Chantal Prévost
Institut de Biologie Physico-Chimique, Paris
Title: Structural insights on homologous recombination
Biography
Biography: Chantal Prévost
Abstract
Homologous recombination (HR) is an essential biological process common to all living cells that maintains the genome integrity by faithfully repairing double-strand breaks (DSBs). The HR process searches the genome for a region that is homologous to the broken DNA and uses this region as a template to restore the DNA integrity, via the capture of the complementary strand that gets paired with the damaged DNA. Nucleofilaments resulting from the polymerization of a recombinase (RecA in prokaryotes) on each damaged DNA strand recruit the genomic DNA, test it for homology and promote strand exchange.
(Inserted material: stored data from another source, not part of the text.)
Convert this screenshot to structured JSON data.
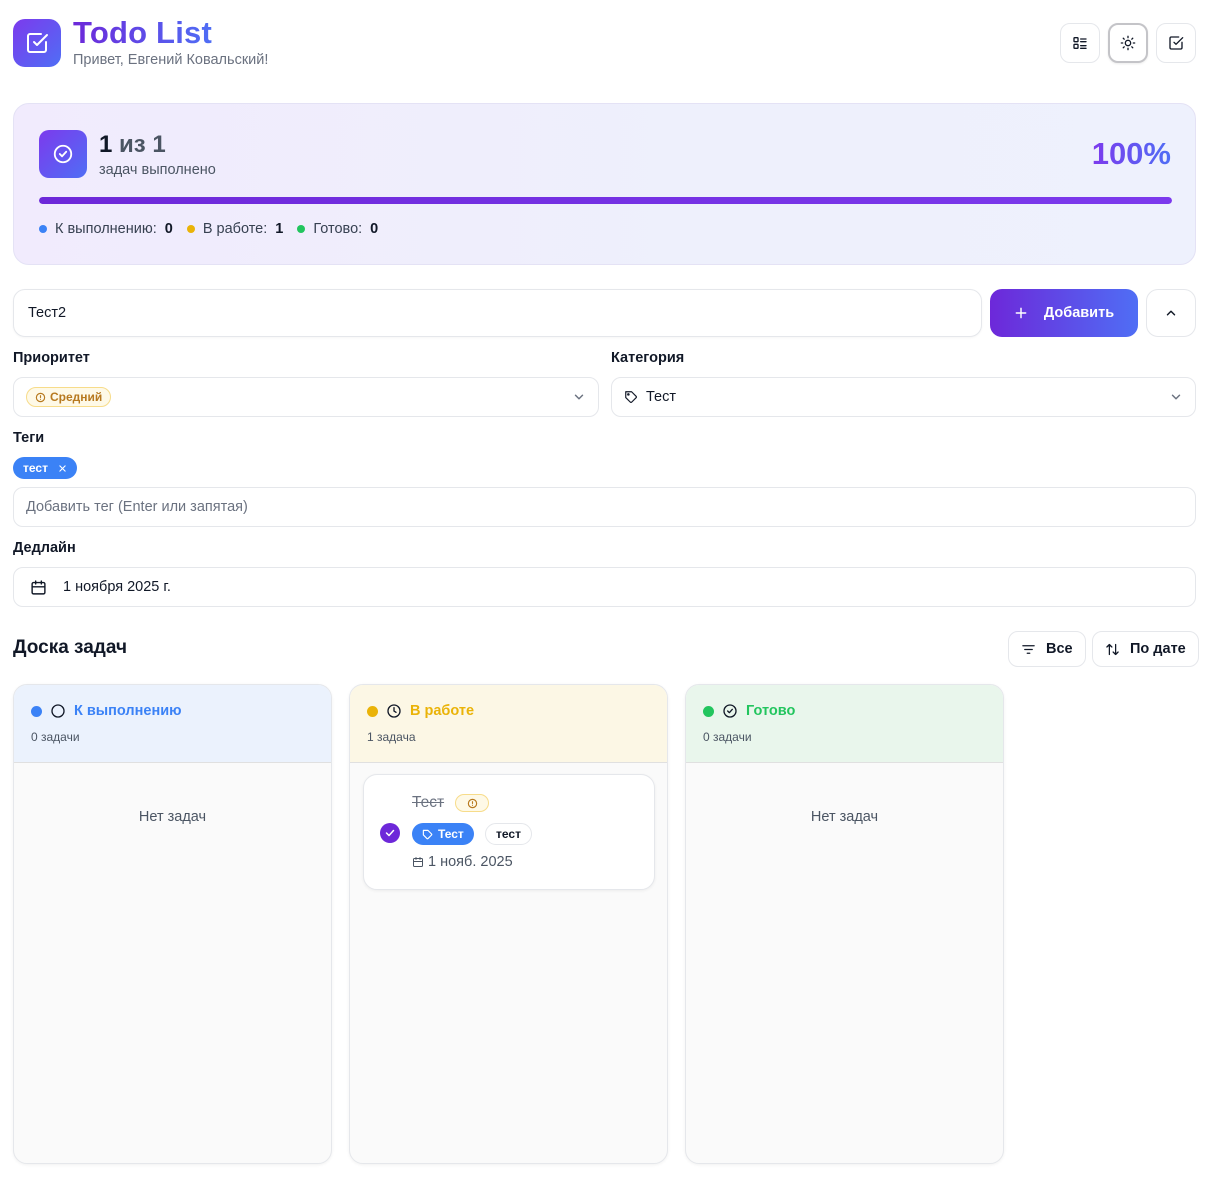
{
  "header": {
    "title": "Todo List",
    "greeting": "Привет, Евгений Ковальский!"
  },
  "progress": {
    "done": "1",
    "of_label": "из",
    "total": "1",
    "subtitle": "задач выполнено",
    "percent_label": "100%",
    "percent_value": 100,
    "stats": [
      {
        "label": "К выполнению:",
        "value": "0",
        "color": "#3b82f6"
      },
      {
        "label": "В работе:",
        "value": "1",
        "color": "#eab308"
      },
      {
        "label": "Готово:",
        "value": "0",
        "color": "#22c55e"
      }
    ]
  },
  "form": {
    "title_value": "Тест2",
    "add_label": "Добавить",
    "priority_label": "Приоритет",
    "priority_value": "Средний",
    "category_label": "Категория",
    "category_value": "Тест",
    "tags_label": "Теги",
    "tags": [
      "тест"
    ],
    "tag_placeholder": "Добавить тег (Enter или запятая)",
    "deadline_label": "Дедлайн",
    "deadline_value": "1 ноября 2025 г."
  },
  "board": {
    "title": "Доска задач",
    "filter_label": "Все",
    "sort_label": "По дате",
    "columns": [
      {
        "title": "К выполнению",
        "count": "0 задачи",
        "color": "#3b82f6",
        "bg": "#ebf2fd",
        "empty": "Нет задач"
      },
      {
        "title": "В работе",
        "count": "1 задача",
        "color": "#eab308",
        "bg": "#fcf7e5",
        "empty": ""
      },
      {
        "title": "Готово",
        "count": "0 задачи",
        "color": "#22c55e",
        "bg": "#e9f6ec",
        "empty": "Нет задач"
      }
    ],
    "task": {
      "title": "Тест",
      "category": "Тест",
      "tag": "тест",
      "date": "1 нояб. 2025"
    }
  },
  "icons": {
    "logo": "check-square-icon",
    "view": "list-icon",
    "theme": "sun-icon",
    "tasks": "check-square-icon",
    "calendar": "calendar-icon",
    "tag": "tag-icon"
  },
  "colors": {
    "accent": "#6d28d9",
    "accent2": "#4f6ef5"
  }
}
The coordination of dynamic stages with different time and length scales enables the process to be simultaneously fast and stringent. By combining docking explorations and molecular dynamics simulations at the atomic level, we have integrated the results from 30 years studies into new structural insights on the HR process. We propose a mechanism for the initial recognition/strand exchange phase, where more than 80% of non-homologous sequences are eliminated, that uses mechanical tension in the DNA to locally destabilize the base pairing interactions in the searched DNA and perform swift homology tests via pairing exchange. We also investigated the role of ATP hydrolysis in the slower phases of HR using molecular dynamics simulations. These simulations, based on the hypothesis that the filament can change the internal arrangement of its monomers upon ATP hydrolysis, revealed how hydrolysis may promote reverse strand exchange in the filament. This provides a structural interpretation to the observed destabilization of the strand exchange product within filaments where ATP is hydrolyzed.